Targeted abdominal exercises (crunches, planks) strengthen underlying core muscles but do not selectively burn visceral fat. Fat is mobilised systemically based on caloric deficit and hormonal signals — not from the site of the muscular effort. The pathway to a smaller waist is systemic: overall caloric deficit, aerobic exercise, and the hormonal environment that promotes fat mobilisation.
While cardio is the primary driver of visceral fat loss, resistance training improves the metabolic environment by increasing insulin sensitivity, building metabolically active muscle, and raising resting metabolic rate.

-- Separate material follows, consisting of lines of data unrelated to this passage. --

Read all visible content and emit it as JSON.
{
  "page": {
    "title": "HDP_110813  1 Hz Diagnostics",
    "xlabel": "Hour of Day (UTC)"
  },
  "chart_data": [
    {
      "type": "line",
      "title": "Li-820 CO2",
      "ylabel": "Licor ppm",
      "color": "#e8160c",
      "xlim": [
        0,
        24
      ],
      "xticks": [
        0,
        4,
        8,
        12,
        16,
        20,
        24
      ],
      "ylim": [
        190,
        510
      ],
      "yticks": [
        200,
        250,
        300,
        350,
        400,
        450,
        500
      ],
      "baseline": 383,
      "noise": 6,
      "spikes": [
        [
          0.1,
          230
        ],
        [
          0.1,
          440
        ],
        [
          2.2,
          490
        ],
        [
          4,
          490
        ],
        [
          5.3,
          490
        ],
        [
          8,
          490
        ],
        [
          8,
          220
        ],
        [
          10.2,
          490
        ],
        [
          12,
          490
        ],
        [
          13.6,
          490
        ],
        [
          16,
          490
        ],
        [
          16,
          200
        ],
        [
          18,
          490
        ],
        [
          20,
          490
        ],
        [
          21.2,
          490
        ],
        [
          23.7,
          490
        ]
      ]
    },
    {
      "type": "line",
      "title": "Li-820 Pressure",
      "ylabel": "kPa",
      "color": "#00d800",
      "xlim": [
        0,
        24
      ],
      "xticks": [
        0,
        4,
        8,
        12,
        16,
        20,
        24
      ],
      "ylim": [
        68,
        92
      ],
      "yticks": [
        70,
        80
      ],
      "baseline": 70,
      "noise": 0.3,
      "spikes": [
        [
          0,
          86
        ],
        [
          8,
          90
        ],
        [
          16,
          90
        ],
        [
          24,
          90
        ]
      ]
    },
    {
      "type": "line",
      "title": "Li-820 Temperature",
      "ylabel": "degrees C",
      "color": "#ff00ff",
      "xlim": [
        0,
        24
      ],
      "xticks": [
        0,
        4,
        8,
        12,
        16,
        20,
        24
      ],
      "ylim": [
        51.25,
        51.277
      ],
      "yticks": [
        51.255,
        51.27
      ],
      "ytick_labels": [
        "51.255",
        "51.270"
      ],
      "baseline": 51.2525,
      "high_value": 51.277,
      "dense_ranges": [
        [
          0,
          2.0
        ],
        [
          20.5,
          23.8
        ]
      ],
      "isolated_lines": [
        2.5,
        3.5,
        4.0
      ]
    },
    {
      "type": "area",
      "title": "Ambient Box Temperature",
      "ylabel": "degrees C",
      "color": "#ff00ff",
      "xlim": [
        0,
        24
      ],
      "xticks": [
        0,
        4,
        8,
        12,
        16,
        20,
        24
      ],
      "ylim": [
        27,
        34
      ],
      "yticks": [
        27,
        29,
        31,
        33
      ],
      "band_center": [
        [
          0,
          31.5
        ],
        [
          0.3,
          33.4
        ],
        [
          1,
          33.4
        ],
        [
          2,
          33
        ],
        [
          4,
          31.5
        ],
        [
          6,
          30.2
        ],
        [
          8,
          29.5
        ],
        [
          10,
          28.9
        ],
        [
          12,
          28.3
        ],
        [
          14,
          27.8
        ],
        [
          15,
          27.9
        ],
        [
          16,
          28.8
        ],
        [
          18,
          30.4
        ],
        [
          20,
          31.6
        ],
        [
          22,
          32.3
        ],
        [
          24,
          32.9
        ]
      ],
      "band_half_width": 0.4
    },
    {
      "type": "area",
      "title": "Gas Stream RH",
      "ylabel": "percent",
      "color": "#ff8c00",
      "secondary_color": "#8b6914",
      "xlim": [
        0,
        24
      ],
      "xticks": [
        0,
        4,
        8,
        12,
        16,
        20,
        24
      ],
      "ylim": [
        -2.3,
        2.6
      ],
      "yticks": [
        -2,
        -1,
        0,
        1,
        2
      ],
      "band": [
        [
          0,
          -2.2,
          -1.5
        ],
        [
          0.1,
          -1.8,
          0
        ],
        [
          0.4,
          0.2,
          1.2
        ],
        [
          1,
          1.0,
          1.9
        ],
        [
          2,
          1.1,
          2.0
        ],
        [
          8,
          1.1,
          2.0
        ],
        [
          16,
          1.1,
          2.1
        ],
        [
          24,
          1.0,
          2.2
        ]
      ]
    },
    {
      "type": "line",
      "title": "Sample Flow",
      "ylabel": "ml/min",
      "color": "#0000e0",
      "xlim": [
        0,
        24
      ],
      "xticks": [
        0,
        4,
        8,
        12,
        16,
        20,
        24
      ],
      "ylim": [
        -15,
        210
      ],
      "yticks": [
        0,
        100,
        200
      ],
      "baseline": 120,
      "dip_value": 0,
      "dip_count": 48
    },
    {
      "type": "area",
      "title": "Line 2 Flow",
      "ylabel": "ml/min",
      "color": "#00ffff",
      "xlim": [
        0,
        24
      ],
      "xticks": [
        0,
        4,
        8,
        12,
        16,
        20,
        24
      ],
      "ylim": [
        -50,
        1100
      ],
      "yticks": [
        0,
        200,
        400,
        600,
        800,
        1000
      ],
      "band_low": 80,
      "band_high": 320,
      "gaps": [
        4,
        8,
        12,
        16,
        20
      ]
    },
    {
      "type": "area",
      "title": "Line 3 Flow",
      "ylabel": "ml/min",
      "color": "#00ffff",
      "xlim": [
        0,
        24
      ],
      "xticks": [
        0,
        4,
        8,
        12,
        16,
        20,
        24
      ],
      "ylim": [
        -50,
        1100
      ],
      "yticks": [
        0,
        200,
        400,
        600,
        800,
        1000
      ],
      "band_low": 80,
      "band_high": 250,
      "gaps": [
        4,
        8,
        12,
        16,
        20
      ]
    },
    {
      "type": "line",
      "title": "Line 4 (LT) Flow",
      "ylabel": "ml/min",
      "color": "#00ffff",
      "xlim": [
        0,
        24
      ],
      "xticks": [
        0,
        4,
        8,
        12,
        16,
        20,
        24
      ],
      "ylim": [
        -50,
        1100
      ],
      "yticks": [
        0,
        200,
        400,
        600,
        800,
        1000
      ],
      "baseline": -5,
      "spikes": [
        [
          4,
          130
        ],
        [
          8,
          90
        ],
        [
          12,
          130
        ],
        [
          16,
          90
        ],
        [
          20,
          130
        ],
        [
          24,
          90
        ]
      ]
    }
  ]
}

The combination of both modalities is more effective than either alone.
A sustained caloric deficit of 300-500 calories per day, maintained over weeks to months, produces visceral fat loss reliably. The composition of the diet matters less than the deficit itself, though diets lower in refined carbohydrates and higher in protein and fibre tend to reduce central adiposity more effectively than calorie-equivalent high-carbohydrate diets.
Even a 5-10% reduction in waist circumference produces meaningful improvement in metabolic markers. For someone with a 100cm waist, reducing to 90cm is a clinically significant improvement in insulin sensitivity, blood pressure and lipid profile — even if total body weight changes little.
Central adiposity tends to increase with age even at stable body weight. Several mechanisms drive this. Declining sex hormone levels (testosterone in men, oestrogen in women) shift fat deposition patterns toward the abdomen. Age-related muscle loss (sarcopenia) reduces metabolic rate, making caloric surplus more likely. Reduced physical activity compounds this effect. Cortisol — which increases with chronic stress, poor sleep and advancing age — directly promotes visceral fat accumulation.
This means that maintaining a healthy WHtR becomes progressively more challenging with age and requires active effort — not simply maintaining the same diet and activity habits as in younger years. The people who maintain healthy waist measurements into their 60s and 70s are typically those who have adapted their diet and exercise accordingly.